In fact, he notes that McMoRan acquired the rights to the Davy Jones acreage through farm-ins with majors and independents that held the four lease blocks by virtue of shallow production. “Companies that own huge portfolios of Shelf acreage are very interested in this play, which should create farm-in opportunities,” Moffett holds. “All kinds of partnership opportunities are going to get looked at again.”

In the meantime, Moffett says McMoRan will focus on continuing to “fill in the blanks” in ultradeep Shelf geology one well at a time. “We are encouraged by what we see, but we know there is still a lot to learn,” he comments. “I am focusing on getting the Davy Jones exploration well evaluated and the offset drilled, and getting other ultradeep prospects started. We are trying to absorb what we have done so far and keep moving forward to prove up the play.”

Considering that McMoRan has identified more than a dozen prospects of similar size with the same geologic corollaries, could Davy Jones eventually prove the first in a series of big payoffs in the ultradeep Shelf?

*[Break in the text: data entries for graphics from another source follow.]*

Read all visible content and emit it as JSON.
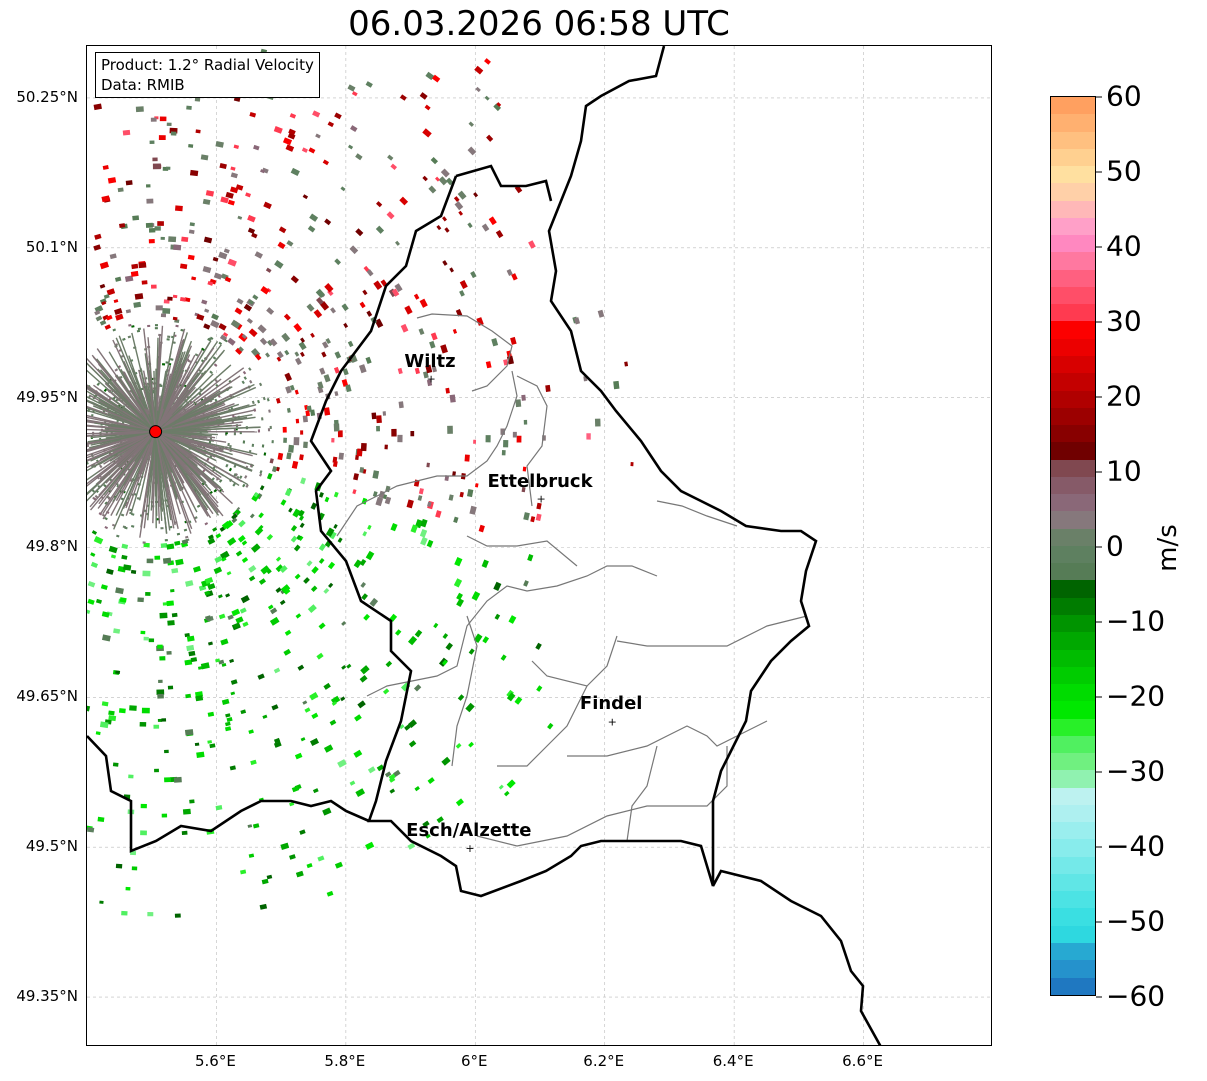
{
  "title": "06.03.2026 06:58 UTC",
  "legend": {
    "product": "Product: 1.2° Radial Velocity",
    "data": "Data: RMIB"
  },
  "map": {
    "lon_range": [
      5.4,
      6.8
    ],
    "lat_range": [
      49.3,
      50.302
    ],
    "lat_ticks": [
      {
        "v": 50.25,
        "label": "50.25°N"
      },
      {
        "v": 50.1,
        "label": "50.1°N"
      },
      {
        "v": 49.95,
        "label": "49.95°N"
      },
      {
        "v": 49.8,
        "label": "49.8°N"
      },
      {
        "v": 49.65,
        "label": "49.65°N"
      },
      {
        "v": 49.5,
        "label": "49.5°N"
      },
      {
        "v": 49.35,
        "label": "49.35°N"
      }
    ],
    "lon_ticks": [
      {
        "v": 5.6,
        "label": "5.6°E"
      },
      {
        "v": 5.8,
        "label": "5.8°E"
      },
      {
        "v": 6.0,
        "label": "6°E"
      },
      {
        "v": 6.2,
        "label": "6.2°E"
      },
      {
        "v": 6.4,
        "label": "6.4°E"
      },
      {
        "v": 6.6,
        "label": "6.6°E"
      }
    ],
    "radar": {
      "lon": 5.506,
      "lat": 49.916,
      "color": "#ff0000"
    },
    "cities": [
      {
        "name": "Wiltz",
        "lon": 5.93,
        "lat": 49.969
      },
      {
        "name": "Ettelbruck",
        "lon": 6.1,
        "lat": 49.849
      },
      {
        "name": "Findel",
        "lon": 6.21,
        "lat": 49.626
      },
      {
        "name": "Esch/Alzette",
        "lon": 5.99,
        "lat": 49.499
      }
    ]
  },
  "colorbar": {
    "label": "m/s",
    "min": -60,
    "max": 60,
    "ticks": [
      {
        "v": 60,
        "label": "60"
      },
      {
        "v": 50,
        "label": "50"
      },
      {
        "v": 40,
        "label": "40"
      },
      {
        "v": 30,
        "label": "30"
      },
      {
        "v": 20,
        "label": "20"
      },
      {
        "v": 10,
        "label": "10"
      },
      {
        "v": 0,
        "label": "0"
      },
      {
        "v": -10,
        "label": "−10"
      },
      {
        "v": -20,
        "label": "−20"
      },
      {
        "v": -30,
        "label": "−30"
      },
      {
        "v": -40,
        "label": "−40"
      },
      {
        "v": -50,
        "label": "−50"
      },
      {
        "v": -60,
        "label": "−60"
      }
    ],
    "colors": [
      "#1f78c1",
      "#2592cc",
      "#27a9d2",
      "#2ed8e0",
      "#3adfe2",
      "#4ce3e4",
      "#60e6e6",
      "#74e9e9",
      "#88ecec",
      "#9aeeee",
      "#aef0f0",
      "#bdf2f0",
      "#90f2b0",
      "#70f080",
      "#50f060",
      "#28f028",
      "#00e800",
      "#00dc00",
      "#00cc00",
      "#00bc00",
      "#00a800",
      "#009400",
      "#007c00",
      "#006400",
      "#567c56",
      "#5e8060",
      "#6a8068",
      "#86787c",
      "#8a6878",
      "#865a68",
      "#804850",
      "#700000",
      "#880000",
      "#9c0000",
      "#b00000",
      "#c40000",
      "#d80000",
      "#ec0000",
      "#fc0000",
      "#ff3a50",
      "#ff4e68",
      "#ff6080",
      "#ff78a0",
      "#ff88c0",
      "#ffa0c8",
      "#ffb8b8",
      "#ffd0a8",
      "#ffe0a0",
      "#ffd090",
      "#ffc080",
      "#ffb070",
      "#ffa060"
    ]
  }
}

“Because these structures are so large, it is easy to get excited. But if, as we believe, Davy Jones has sheet sands that cover the entire structure, the gas is to the base of the Wilcox sands and we can get normal recoveries out of it, we are looking at a multiple-Tcf discovery,” Moffett concludes. “What that would mean to McMoRan is significant reserve additions. Davy Jones alone would add to our reserve base multifold. It could be huge.”